Yes, yes it does make a difference. And quite a difference. But can it be better? You see by default JTR only uses one CPU or CPU core. Not all possible CPU power. We can change that, you see the latest versions of JTR can be setup to use a MPI (distributed computing) setup. MPI is normally used in clusters across multiple computer nodes, but it can also be used to increase the load across multiple cores. It takes a bit more work:
#get mpich2 and mod (apt-get / yum / etc)
#get /etc/mpd.conf or user based con (running mod will give you instructions to do this)
#start mpd with mpd -d

..then in the john/src/Makefile, make this:
## Uncomment the TWO lines below for MPI (can be used together with OMP as well)
## If you experience problems with MPI_Barrier, remove -DJOHN_MPI_BARRIER
## If you experience problems with MPI_Abort, remove -DJOHN_MPI_ABORT
#CC = mpicc -DHAVE_MPI -DJOHN_MPI_BARRIER -DJOHN_MPI_ABORT
#MPIOBJ = john-mpi.o

..to look like this:
## Uncomment the TWO lines below for MPI (can be used together with OMP as well)
## If you experience problems with MPI_Barrier, remove -DJOHN_MPI_BARRIER
## If you experience problems with MPI_Abort, remove -DJOHN_MPI_ABORT
CC = mpicc -DHAVE_MPI -DJOHN_MPI_BARRIER -DJOHN_MPI_ABORT
MPIOBJ = john-mpi.o

Now run the tailored make again:
#make linux-x86-sse2

Then use mpiexec -np <number of cores>, I have a dual core setup so,
# mpiexec -np 2 ./john -format=DES --test
Benchmarking: Traditional DES [128/128 BS SSE2]... (2xMPI) DONE
Many salts:    3752K c/s real, 3869K c/s virtual
Only one salt:    3100K c/s real, 3229K c/s virtual

It seems to be even better.
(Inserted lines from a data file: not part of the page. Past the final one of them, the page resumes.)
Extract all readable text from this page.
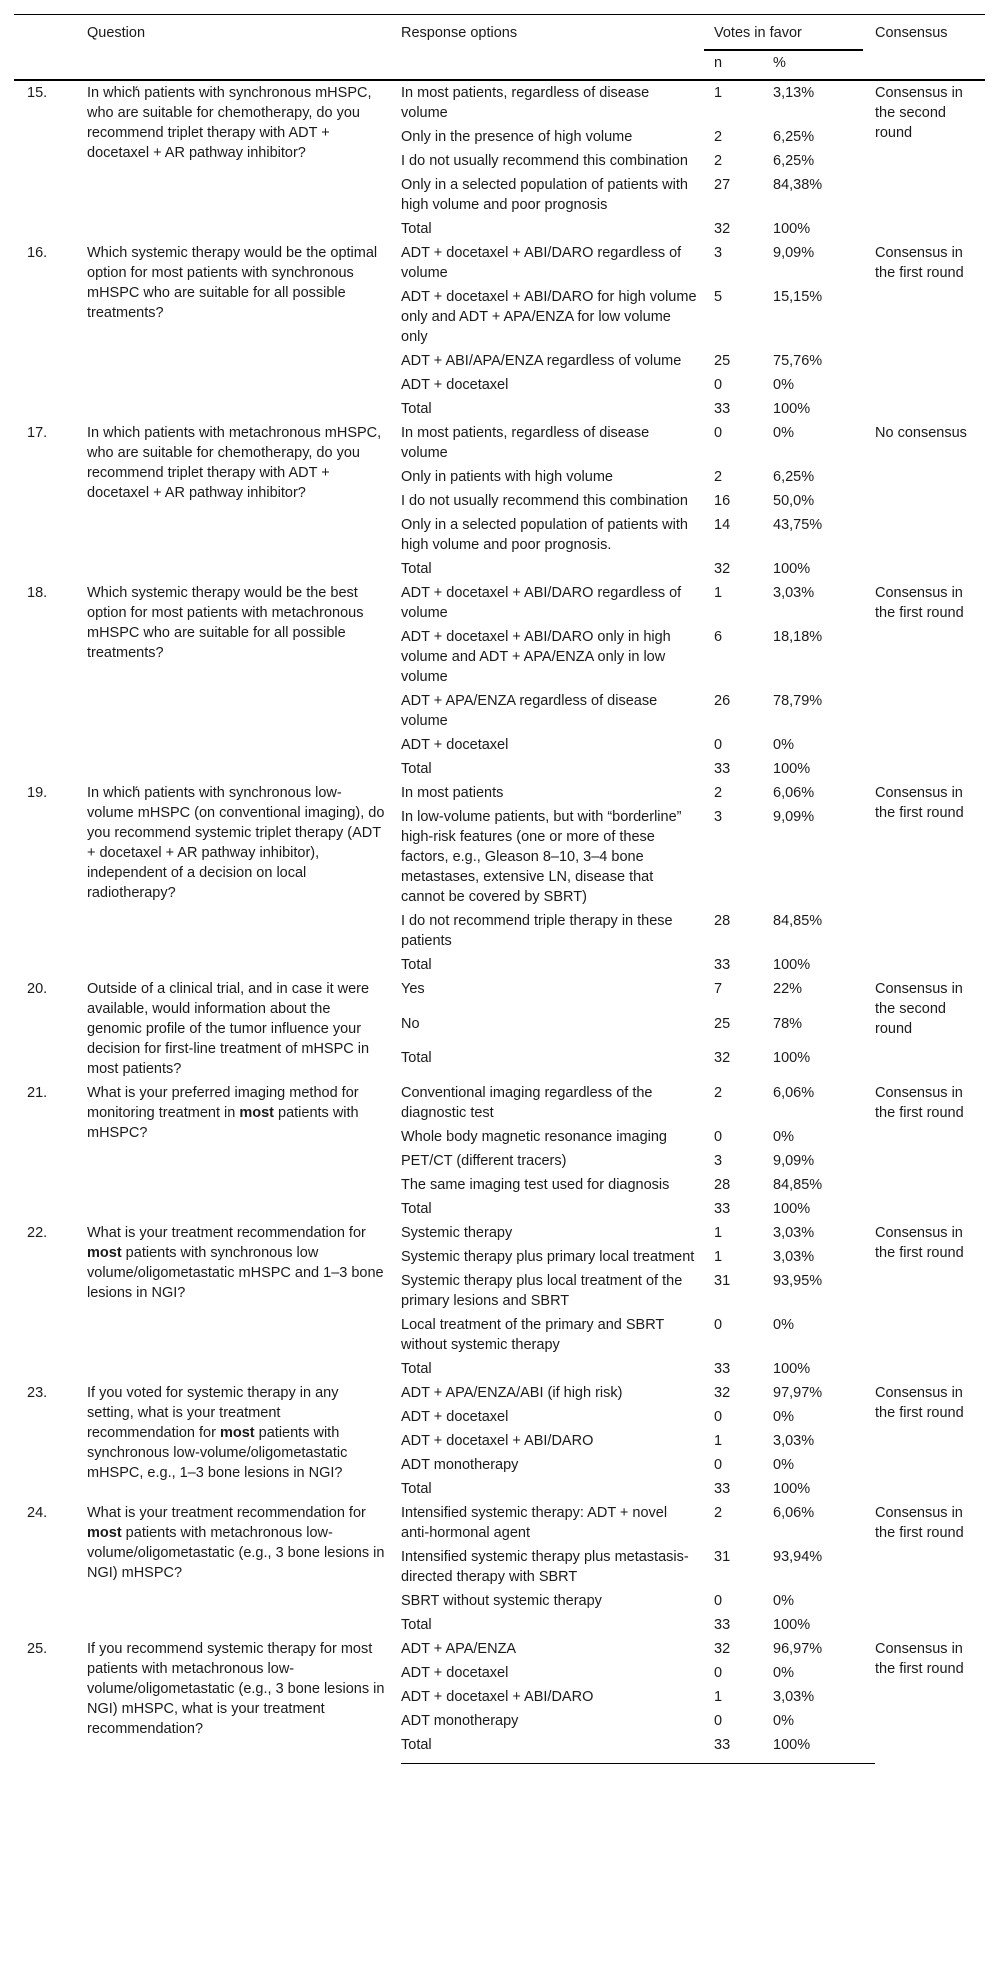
	Question	Response options	Votes in favor		Consensus
			n	%	
15.	In which́ patients with synchronous mHSPC, who are suitable for chemotherapy, do you recommend triplet therapy with ADT + docetaxel + AR pathway inhibitor?	In most patients, regardless of disease volume	1	3,13%	Consensus in the second round
		Only in the presence of high volume	2	6,25%	
		I do not usually recommend this combination	2	6,25%	
		Only in a selected population of patients with high volume and poor prognosis	27	84,38%	
		Total	32	100%	
16.	Which systemic therapy would be the optimal option for most patients with synchronous mHSPC who are suitable for all possible treatments?	ADT + docetaxel + ABI/DARO regardless of volume	3	9,09%	Consensus in the first round
		ADT + docetaxel + ABI/DARO for high volume only and ADT + APA/ENZA for low volume only	5	15,15%	
		ADT + ABI/APA/ENZA regardless of volume	25	75,76%	
		ADT + docetaxel	0	0%	
		Total	33	100%	
17.	In which patients with metachronous mHSPC, who are suitable for chemotherapy, do you recommend triplet therapy with ADT + docetaxel + AR pathway inhibitor?	In most patients, regardless of disease volume	0	0%	No consensus
		Only in patients with high volume	2	6,25%	
		I do not usually recommend this combination	16	50,0%	
		Only in a selected population of patients with high volume and poor prognosis.	14	43,75%	
		Total	32	100%	
18.	Which systemic therapy would be the best option for most patients with metachronous mHSPC who are suitable for all possible treatments?	ADT + docetaxel + ABI/DARO regardless of volume	1	3,03%	Consensus in the first round
		ADT + docetaxel + ABI/DARO only in high volume and ADT + APA/ENZA only in low volume	6	18,18%	
		ADT + APA/ENZA regardless of disease volume	26	78,79%	
		ADT + docetaxel	0	0%	
		Total	33	100%	
19.	In which́ patients with synchronous low-volume mHSPC (on conventional imaging), do you recommend systemic triplet therapy (ADT + docetaxel + AR pathway inhibitor), independent of a decision on local radiotherapy?	In most patients	2	6,06%	Consensus in the first round
		In low-volume patients, but with “borderline” high-risk features (one or more of these factors, e.g., Gleason 8–10, 3–4 bone metastases, extensive LN, disease that cannot be covered by SBRT)	3	9,09%	
		I do not recommend triple therapy in these patients	28	84,85%	
		Total	33	100%	
20.	Outside of a clinical trial, and in case it were available, would information about the genomic profile of the tumor influence your decision for first-line treatment of mHSPC in most patients?	Yes	7	22%	Consensus in the second round
		No	25	78%	
		Total	32	100%	
21.	What is your preferred imaging method for monitoring treatment in most patients with mHSPC?	Conventional imaging regardless of the diagnostic test	2	6,06%	Consensus in the first round
		Whole body magnetic resonance imaging	0	0%	
		PET/CT (different tracers)	3	9,09%	
		The same imaging test used for diagnosis	28	84,85%	
		Total	33	100%	
22.	What is your treatment recommendation for most patients with synchronous low volume/oligometastatic mHSPC and 1–3 bone lesions in NGI?	Systemic therapy	1	3,03%	Consensus in the first round
		Systemic therapy plus primary local treatment	1	3,03%	
		Systemic therapy plus local treatment of the primary lesions and SBRT	31	93,95%	
		Local treatment of the primary and SBRT without systemic therapy	0	0%	
		Total	33	100%	
23.	If you voted for systemic therapy in any setting, what is your treatment recommendation for most patients with synchronous low-volume/oligometastatic mHSPC, e.g., 1–3 bone lesions in NGI?	ADT + APA/ENZA/ABI (if high risk)	32	97,97%	Consensus in the first round
		ADT + docetaxel	0	0%	
		ADT + docetaxel + ABI/DARO	1	3,03%	
		ADT monotherapy	0	0%	
		Total	33	100%	
24.	What is your treatment recommendation for most patients with metachronous low-volume/oligometastatic (e.g., 3 bone lesions in NGI) mHSPC?	Intensified systemic therapy: ADT + novel anti-hormonal agent	2	6,06%	Consensus in the first round
		Intensified systemic therapy plus metastasis-directed therapy with SBRT	31	93,94%	
		SBRT without systemic therapy	0	0%	
		Total	33	100%	
25.	If you recommend systemic therapy for most patients with metachronous low-volume/oligometastatic (e.g., 3 bone lesions in NGI) mHSPC, what is your treatment recommendation?	ADT + APA/ENZA	32	96,97%	Consensus in the first round
		ADT + docetaxel	0	0%	
		ADT + docetaxel + ABI/DARO	1	3,03%	
		ADT monotherapy	0	0%	
		Total	33	100%	
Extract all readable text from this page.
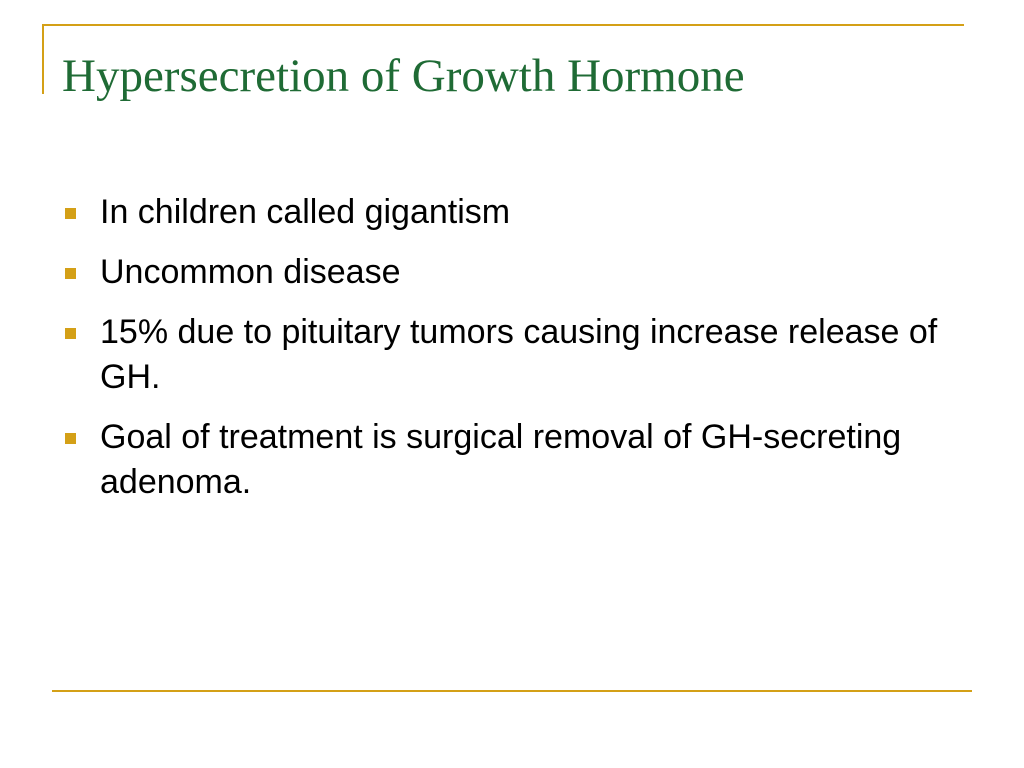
Hypersecretion of Growth Hormone
In children called gigantism
Uncommon disease
15% due to pituitary tumors causing increase release of GH.
Goal of treatment is surgical removal of GH-secreting adenoma.
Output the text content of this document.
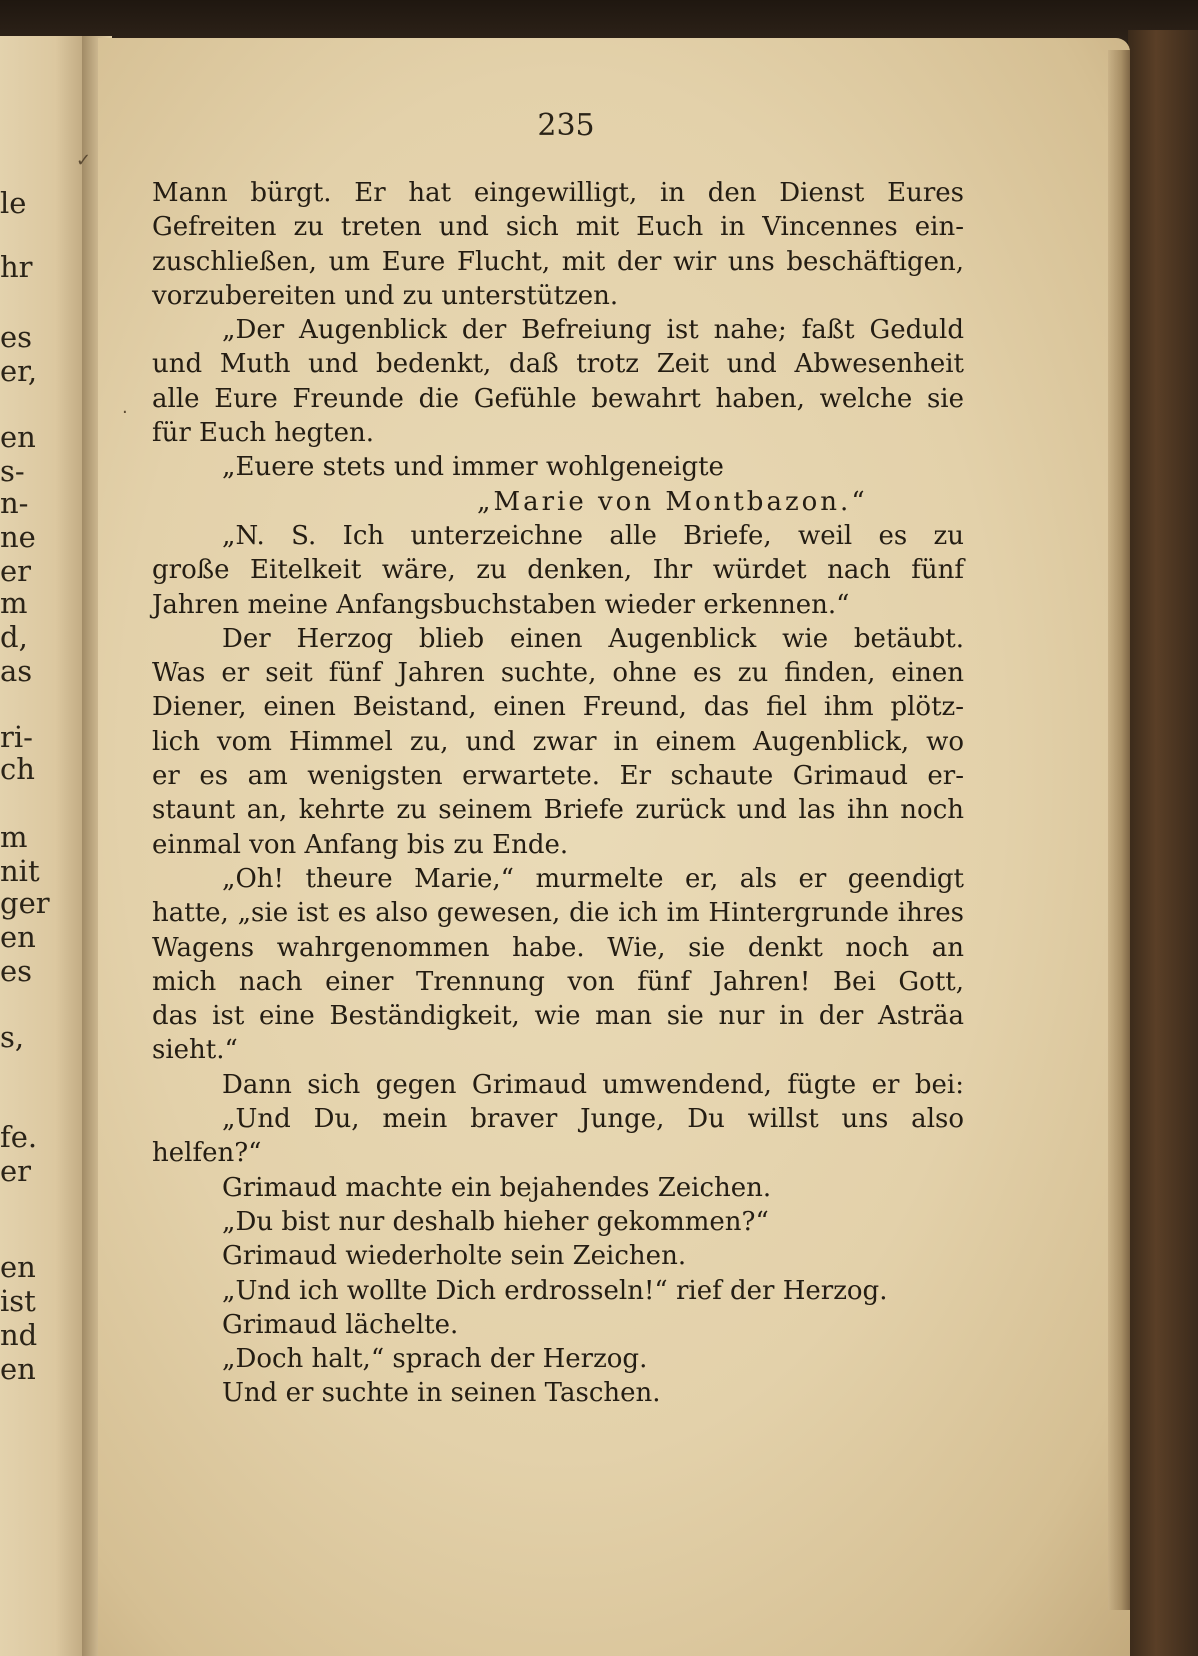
le
hr
es
er,
en
s-
n-
ne
er
m
d,
as
ri-
ch
m
nit
ger
en
es
s,
fe.
er
en
ist
nd
en
✓
·
235
Mann bürgt. Er hat eingewilligt, in den Dienst Eures
Gefreiten zu treten und sich mit Euch in Vincennes ein-
zuschließen, um Eure Flucht, mit der wir uns beschäftigen,
vorzubereiten und zu unterstützen.
„Der Augenblick der Befreiung ist nahe; faßt Geduld
und Muth und bedenkt, daß trotz Zeit und Abwesenheit
alle Eure Freunde die Gefühle bewahrt haben, welche sie
für Euch hegten.
„Euere stets und immer wohlgeneigte
„Marie von Montbazon.“
„N. S. Ich unterzeichne alle Briefe, weil es zu
große Eitelkeit wäre, zu denken, Ihr würdet nach fünf
Jahren meine Anfangsbuchstaben wieder erkennen.“
Der Herzog blieb einen Augenblick wie betäubt.
Was er seit fünf Jahren suchte, ohne es zu finden, einen
Diener, einen Beistand, einen Freund, das fiel ihm plötz-
lich vom Himmel zu, und zwar in einem Augenblick, wo
er es am wenigsten erwartete. Er schaute Grimaud er-
staunt an, kehrte zu seinem Briefe zurück und las ihn noch
einmal von Anfang bis zu Ende.
„Oh! theure Marie,“ murmelte er, als er geendigt
hatte, „sie ist es also gewesen, die ich im Hintergrunde ihres
Wagens wahrgenommen habe. Wie, sie denkt noch an
mich nach einer Trennung von fünf Jahren! Bei Gott,
das ist eine Beständigkeit, wie man sie nur in der Asträa
sieht.“
Dann sich gegen Grimaud umwendend, fügte er bei:
„Und Du, mein braver Junge, Du willst uns also
helfen?“
Grimaud machte ein bejahendes Zeichen.
„Du bist nur deshalb hieher gekommen?“
Grimaud wiederholte sein Zeichen.
„Und ich wollte Dich erdrosseln!“ rief der Herzog.
Grimaud lächelte.
„Doch halt,“ sprach der Herzog.
Und er suchte in seinen Taschen.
But does it actually work? Lets compare using a standard set of parameters; (1) a password dictionary of 1 million and (2) a list of 10 DES passwords. First the non-MPI version:
# time ./john --rules --wordlist=/admin/002_dict/001_general/test.dic /admin/001_to-crack/demo.txt
Loaded 10 password hashes with 10 different salts (Traditional DES [128/128 BS SSE2])
guesses: 0  time: 0:00:00:15 DONE (Sat Sep 10 00:02:00 2011)  c/s: 753414  trying: 4bodiadm - 8bodiadm

real    0m15.807s
user    0m15.017s
sys    0m0.260s

..and now lets use the MPI setup:
# time mpiexec -np 2 ./john --rules --wordlist=/admin/002_dict/001_general/test.dic /admin/001_to-crack/demo.txt
Loaded 10 password hashes with 10 different salts (Traditional DES [128/128 BS SSE2])
MPI: each node loaded 1/2 of wordfile to memory (about 4693 KB/node)
Node 0 finished at 0:00:00:06.
Node 1 finished at 0:00:00:06.
  0: guesses: 0 time: 0:00:00:06 DONE (Sat Sep 10 00:02:34 2011) c/s: 1013K trying: 08975434 - 08795745
  1: guesses: 0 time: 0:00:00:06 DONE (Sat Sep 10 00:02:34 2011) c/s: 1014K trying: 089818sh - 8bodiadm

real    0m6.612s
user    0m0.072s
sys    0m0.020s

Now we can see very specifically that taking just a bit of time, allows us to get JTR to deliver exceptional results.

Final words
There are great tools out there, but taking just a bit of time will allow you to get the best performance out of it. Learn and have fun.